Input matters: Your requests are like a survey question; the answers will depend on your wording. You may want it to search scripture but small things like these could cause it to search through “church of Christ” writings instead: consistent use of scriptural naming, lower case use of “church”, questions requesting Biblical authority in the answer, avoiding denominational language, or separating the Biblical perspective from the denominational? Someone asking about similar topics with different wording may get pointed to different conclusions. People (even researchers) have been misled about the brilliance of these tools because of the surprising way it seems to understand questions and the person asking.
Human Biases are built-in: We were warned to pay attention to security issues because they are in the data. AI is trained on a large amount of human writings with a mix of both divine truth, irreligious material, religious fallacies and man-made assumptions. It can be difficult to determine exactly where it gets each part of the response. Scripture references may not come directly from searching the Bible. They might even be invented by AI.
Be more educated than the answer: Since AI can provide a variety of answers with a difficult to discern mix of scripture and tradition, you have to be able to critically evaluate if the results match the truth. We’ve found it can construct flawed arguments which can be difficult for even experts to identify. You shouldn’t lean on it as an inerrant biblical expert.

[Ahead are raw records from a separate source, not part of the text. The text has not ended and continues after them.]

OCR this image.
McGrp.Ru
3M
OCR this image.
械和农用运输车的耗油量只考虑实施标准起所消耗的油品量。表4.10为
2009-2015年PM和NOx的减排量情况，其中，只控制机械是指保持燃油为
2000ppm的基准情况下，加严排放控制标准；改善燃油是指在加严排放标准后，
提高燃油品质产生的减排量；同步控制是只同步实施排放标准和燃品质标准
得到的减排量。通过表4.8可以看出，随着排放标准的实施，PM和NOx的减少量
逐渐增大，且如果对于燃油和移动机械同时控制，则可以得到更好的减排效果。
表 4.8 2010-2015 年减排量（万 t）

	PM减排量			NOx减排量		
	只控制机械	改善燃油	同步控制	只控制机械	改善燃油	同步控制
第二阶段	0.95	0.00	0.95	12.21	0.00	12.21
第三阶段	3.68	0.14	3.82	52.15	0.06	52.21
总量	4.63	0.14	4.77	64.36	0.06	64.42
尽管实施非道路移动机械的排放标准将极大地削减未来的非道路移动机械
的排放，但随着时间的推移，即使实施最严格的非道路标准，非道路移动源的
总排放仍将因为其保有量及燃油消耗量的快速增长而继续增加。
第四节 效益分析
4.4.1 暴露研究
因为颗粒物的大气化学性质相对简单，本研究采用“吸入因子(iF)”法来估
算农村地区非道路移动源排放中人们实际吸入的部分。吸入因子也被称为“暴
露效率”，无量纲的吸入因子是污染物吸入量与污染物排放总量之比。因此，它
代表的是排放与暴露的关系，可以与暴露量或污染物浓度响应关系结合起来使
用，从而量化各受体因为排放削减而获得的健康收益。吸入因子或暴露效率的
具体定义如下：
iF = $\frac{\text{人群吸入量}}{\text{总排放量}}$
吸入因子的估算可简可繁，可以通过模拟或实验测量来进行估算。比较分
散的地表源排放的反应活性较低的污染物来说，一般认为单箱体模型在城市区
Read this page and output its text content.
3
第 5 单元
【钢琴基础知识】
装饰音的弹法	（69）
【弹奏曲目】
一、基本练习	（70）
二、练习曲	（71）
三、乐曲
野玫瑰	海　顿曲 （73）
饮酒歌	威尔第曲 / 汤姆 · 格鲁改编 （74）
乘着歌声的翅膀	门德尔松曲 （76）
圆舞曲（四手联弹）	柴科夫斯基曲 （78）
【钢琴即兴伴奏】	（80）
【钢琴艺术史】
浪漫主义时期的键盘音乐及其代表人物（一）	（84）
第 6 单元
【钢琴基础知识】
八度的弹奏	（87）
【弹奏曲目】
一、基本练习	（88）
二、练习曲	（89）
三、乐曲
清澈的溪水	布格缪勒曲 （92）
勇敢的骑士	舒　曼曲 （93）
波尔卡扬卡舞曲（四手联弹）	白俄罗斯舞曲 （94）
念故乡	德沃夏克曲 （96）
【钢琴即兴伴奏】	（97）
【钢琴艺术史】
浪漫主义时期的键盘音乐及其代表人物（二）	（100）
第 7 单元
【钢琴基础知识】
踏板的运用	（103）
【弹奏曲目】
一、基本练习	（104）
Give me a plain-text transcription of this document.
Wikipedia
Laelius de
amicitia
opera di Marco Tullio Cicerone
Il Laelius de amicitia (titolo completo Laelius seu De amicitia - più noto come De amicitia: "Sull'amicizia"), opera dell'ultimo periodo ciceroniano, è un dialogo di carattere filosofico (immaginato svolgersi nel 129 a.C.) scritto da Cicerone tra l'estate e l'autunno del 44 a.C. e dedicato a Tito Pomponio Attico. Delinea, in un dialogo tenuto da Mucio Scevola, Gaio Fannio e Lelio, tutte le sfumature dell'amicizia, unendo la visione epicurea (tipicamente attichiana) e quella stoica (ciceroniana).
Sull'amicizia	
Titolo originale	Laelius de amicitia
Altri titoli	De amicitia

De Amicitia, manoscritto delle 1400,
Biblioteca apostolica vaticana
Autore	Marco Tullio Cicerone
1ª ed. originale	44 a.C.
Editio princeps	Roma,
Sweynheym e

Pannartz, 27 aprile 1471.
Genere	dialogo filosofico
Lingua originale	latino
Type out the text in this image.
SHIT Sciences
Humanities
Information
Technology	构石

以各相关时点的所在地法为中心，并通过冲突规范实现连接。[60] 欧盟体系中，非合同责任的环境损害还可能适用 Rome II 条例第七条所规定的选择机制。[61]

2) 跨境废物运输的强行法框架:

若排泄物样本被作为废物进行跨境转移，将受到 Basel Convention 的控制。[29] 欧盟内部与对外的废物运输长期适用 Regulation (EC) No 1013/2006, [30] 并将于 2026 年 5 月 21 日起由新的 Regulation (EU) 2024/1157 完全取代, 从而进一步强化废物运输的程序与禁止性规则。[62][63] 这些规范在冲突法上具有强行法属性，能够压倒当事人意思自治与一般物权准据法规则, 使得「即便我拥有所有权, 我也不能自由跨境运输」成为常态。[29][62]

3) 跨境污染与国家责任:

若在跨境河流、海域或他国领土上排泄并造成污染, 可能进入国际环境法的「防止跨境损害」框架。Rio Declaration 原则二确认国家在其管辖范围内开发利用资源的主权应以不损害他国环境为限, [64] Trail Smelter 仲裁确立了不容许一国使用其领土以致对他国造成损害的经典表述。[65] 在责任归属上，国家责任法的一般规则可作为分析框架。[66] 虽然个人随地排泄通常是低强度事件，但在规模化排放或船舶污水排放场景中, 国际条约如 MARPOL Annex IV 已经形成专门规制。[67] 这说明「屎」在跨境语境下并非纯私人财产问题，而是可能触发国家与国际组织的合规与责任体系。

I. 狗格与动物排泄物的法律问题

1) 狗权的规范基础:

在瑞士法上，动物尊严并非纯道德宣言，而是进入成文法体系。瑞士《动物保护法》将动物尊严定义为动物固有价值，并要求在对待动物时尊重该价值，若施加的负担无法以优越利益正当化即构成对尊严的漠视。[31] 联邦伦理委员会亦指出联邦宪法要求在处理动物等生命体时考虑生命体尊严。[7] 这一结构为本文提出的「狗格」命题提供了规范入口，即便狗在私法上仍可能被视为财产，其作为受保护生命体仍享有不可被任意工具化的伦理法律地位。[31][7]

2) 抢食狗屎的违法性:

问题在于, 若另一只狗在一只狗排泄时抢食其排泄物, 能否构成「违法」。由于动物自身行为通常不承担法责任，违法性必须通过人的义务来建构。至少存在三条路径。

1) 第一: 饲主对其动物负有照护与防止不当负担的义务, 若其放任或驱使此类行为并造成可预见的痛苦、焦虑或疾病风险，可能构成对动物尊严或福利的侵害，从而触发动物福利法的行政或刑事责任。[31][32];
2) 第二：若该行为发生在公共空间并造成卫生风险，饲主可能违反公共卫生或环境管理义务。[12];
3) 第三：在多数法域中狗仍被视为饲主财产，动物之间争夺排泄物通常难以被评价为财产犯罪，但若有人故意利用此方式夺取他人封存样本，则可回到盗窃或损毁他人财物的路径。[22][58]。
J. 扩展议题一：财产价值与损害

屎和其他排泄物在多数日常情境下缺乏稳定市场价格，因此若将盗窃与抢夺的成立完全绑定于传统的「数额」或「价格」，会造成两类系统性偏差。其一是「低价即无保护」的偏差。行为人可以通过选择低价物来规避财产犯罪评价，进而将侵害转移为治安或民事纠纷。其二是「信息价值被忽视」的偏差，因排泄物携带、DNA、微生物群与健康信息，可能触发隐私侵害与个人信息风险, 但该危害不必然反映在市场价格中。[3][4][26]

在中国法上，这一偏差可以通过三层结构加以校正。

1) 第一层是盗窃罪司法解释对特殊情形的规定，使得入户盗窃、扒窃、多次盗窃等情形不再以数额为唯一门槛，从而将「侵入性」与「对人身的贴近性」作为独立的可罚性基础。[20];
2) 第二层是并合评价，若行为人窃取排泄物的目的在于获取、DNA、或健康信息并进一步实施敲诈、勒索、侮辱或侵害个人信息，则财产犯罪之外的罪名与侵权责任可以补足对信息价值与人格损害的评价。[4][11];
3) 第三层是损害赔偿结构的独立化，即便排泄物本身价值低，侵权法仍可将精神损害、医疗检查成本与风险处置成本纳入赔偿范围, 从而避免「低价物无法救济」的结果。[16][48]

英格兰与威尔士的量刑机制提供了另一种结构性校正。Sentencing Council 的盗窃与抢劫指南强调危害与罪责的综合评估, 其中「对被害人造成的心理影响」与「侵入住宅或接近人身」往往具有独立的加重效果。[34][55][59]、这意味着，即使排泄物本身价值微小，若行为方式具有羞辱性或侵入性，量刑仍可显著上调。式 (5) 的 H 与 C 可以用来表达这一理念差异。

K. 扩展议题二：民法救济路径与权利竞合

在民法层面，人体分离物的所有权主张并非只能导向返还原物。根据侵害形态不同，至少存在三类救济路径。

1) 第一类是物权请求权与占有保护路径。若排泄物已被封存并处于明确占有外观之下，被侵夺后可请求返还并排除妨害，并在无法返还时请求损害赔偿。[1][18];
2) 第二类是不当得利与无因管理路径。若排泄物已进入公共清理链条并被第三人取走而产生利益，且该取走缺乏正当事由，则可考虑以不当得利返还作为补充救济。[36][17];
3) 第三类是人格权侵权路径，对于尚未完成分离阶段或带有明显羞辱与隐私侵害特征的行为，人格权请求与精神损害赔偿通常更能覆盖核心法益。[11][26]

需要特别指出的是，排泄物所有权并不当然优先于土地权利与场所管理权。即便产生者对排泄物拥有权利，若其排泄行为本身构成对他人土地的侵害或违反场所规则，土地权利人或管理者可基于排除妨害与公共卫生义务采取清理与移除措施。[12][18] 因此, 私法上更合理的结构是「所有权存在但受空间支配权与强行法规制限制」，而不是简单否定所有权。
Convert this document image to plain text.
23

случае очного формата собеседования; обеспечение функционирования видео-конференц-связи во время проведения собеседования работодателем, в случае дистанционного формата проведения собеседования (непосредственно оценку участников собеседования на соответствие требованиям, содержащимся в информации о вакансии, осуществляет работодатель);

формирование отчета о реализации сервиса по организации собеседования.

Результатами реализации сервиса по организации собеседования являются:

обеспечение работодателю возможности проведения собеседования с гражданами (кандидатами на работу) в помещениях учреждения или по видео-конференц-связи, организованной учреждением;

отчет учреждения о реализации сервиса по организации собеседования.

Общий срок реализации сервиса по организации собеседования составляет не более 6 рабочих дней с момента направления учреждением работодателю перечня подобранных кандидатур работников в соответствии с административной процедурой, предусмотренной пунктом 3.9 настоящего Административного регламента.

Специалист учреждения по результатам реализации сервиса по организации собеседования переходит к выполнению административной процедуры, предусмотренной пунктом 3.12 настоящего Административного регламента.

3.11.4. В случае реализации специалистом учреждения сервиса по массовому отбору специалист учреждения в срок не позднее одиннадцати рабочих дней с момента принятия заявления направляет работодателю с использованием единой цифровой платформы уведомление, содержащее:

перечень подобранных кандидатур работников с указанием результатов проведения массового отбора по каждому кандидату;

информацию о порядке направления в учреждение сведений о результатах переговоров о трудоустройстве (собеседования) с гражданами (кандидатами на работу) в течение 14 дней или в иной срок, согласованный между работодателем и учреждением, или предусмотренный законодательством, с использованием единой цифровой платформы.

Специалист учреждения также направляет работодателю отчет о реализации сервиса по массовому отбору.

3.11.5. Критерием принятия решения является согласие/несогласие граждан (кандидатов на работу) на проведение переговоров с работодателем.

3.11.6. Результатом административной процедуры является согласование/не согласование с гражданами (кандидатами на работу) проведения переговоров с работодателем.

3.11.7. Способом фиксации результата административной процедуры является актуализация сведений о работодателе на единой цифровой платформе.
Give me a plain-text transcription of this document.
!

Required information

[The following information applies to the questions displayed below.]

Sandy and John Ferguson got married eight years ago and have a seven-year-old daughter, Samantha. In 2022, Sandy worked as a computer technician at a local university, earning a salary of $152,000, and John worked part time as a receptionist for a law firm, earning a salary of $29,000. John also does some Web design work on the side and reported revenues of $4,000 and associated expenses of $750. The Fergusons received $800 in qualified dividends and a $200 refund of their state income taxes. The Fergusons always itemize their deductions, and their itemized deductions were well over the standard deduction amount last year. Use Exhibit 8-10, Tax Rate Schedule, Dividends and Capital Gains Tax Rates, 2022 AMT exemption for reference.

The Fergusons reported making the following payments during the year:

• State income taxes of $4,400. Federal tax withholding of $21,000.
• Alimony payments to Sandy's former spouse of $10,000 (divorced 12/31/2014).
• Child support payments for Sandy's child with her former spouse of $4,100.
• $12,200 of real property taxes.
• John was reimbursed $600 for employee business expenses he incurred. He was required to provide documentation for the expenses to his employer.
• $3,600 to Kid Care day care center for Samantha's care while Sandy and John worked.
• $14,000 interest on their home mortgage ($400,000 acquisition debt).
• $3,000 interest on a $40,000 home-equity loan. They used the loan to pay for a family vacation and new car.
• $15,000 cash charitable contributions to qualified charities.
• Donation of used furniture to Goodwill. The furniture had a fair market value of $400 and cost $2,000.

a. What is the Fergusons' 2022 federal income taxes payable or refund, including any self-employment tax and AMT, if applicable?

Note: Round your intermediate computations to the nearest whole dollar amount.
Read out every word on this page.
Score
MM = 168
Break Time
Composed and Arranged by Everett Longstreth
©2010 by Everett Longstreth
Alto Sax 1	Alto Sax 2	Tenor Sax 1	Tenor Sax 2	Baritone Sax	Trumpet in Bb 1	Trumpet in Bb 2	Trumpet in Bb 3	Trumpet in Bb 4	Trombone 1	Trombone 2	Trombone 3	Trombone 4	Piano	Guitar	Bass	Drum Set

I used AI to help with this article; it saved time and provided useful information. However, I checked everything. Treat AI answers like a book or article from an unknown source: a learning tool, but not a substitute for personal study. 1 Jn 4:1 “Dear friends, do not believe every spirit, but test the spirits to see whether they are from God, because many false prophets have gone out into the world.” You know that many false teachings are accepted in our culture and those are some of the things that AI is trained on. Compare all that you receive (from AI or not) to the word of God.